For the Pittsburgh Steelers last season, the coaching staff knew that the quickest way to get rookie JuJu Smith-Schuster on the field was the put him into the slot, in between Antonio Brown and Martavis Bryant. The latter two are used primarily to playing on the outside as it is. So Eli Rogers got shortchanged.
The rookie wasn’t limited to slot work, however, and by the later stages of the season he was seeing more and more time on the outside, especially by the end when Brown was injured. He has already overtaken Bryant in the starting lineup by that point as well.
But the question with Bryant now gone is this: how much of Smith-Schuster’s success from his rookie season was a result of his ability to exploit his natural advantages against slot defenders, and how will he handle playing more on the outside?
That is why I found a couple of Tweets recently made by Matt Harmon interesting. According to the NFL Network writer, Smith-Schuster was among the very bottom of the league in terms of the number of routes that he ran a season ago in which he was subjected to press coverage, only 20.5 percent. Fellow rookie Cooper Kupp was right there as well.
“I thought JuJu and Kupp would fail as outside WRs in the NFL”, Harmon wrote. “With this role, you don’t see their flaws. All of them faced zone coverage on [greater than] 40% of routes”.

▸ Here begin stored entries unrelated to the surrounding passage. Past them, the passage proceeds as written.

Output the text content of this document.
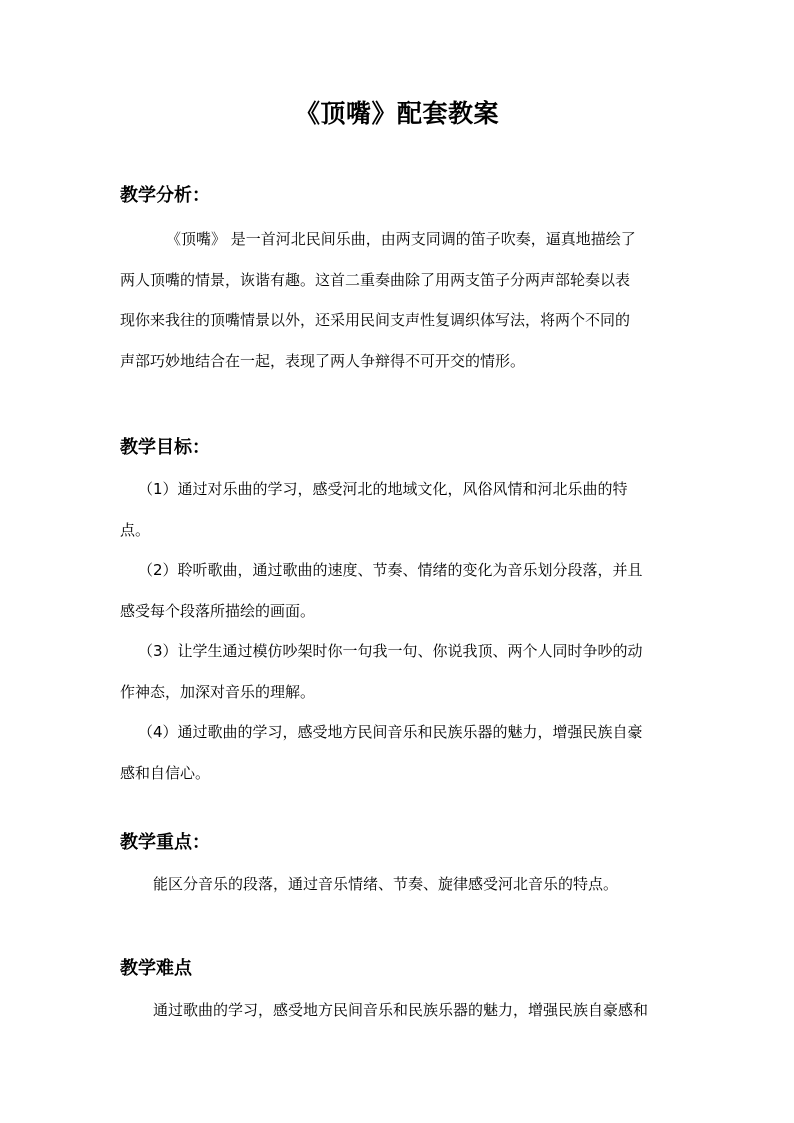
《顶嘴》配套教案
教学分析：
《顶嘴》 是一首河北民间乐曲，由两支同调的笛子吹奏，逼真地描绘了
两人顶嘴的情景，诙谐有趣。这首二重奏曲除了用两支笛子分两声部轮奏以表
现你来我往的顶嘴情景以外，还采用民间支声性复调织体写法，将两个不同的
声部巧妙地结合在一起，表现了两人争辩得不可开交的情形。
教学目标：
（1）通过对乐曲的学习，感受河北的地域文化，风俗风情和河北乐曲的特
点。
（2）聆听歌曲，通过歌曲的速度、节奏、情绪的变化为音乐划分段落，并且
感受每个段落所描绘的画面。
（3）让学生通过模仿吵架时你一句我一句、你说我顶、两个人同时争吵的动
作神态，加深对音乐的理解。
（4）通过歌曲的学习，感受地方民间音乐和民族乐器的魅力，增强民族自豪
感和自信心。
教学重点：
能区分音乐的段落，通过音乐情绪、节奏、旋律感受河北音乐的特点。
教学难点
通过歌曲的学习，感受地方民间音乐和民族乐器的魅力，增强民族自豪感和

According to Pro Football Focus, however, Smith-Schuster was productive both outside and inside. 36 of his 77 total targets came from lined up in the slot, along with 27 of his 58 receptions. 528 of his 917 receiving yards did come from that slot, though that is skewed by some long gainers, including a 97-yard touchdown.
Overall, he ran 246 of his 424 routes during the 2018 season from the slot, or 58 percent. You see those numbers shift dramatically in the second half of the season, though. From Week 10 on, only 99 of his 206 routes came from the slot, less than 50 percent. He had 12 receptions for 180 yards and one touchdown. Which would mean that he had 25 receptions for 318 yards and three touchdowns from the outside.
Harmon’s numbers don’t account for the late-season shift toward playing on the outside more, at which he would face press coverage more frequently, so until I can see an accounting for that—or for his actual performance in the scenarios in which he faced press—I have a hard time buying the implication that he would struggle if he had to play more on the outside against more press coverage.
Still, I think the plan this year might be to be more multiple and versatile. Brown and rookie James Washington are both also capable of playing inside and outside. Bryant was the main player more limited to the outside, and he is now in Oakland.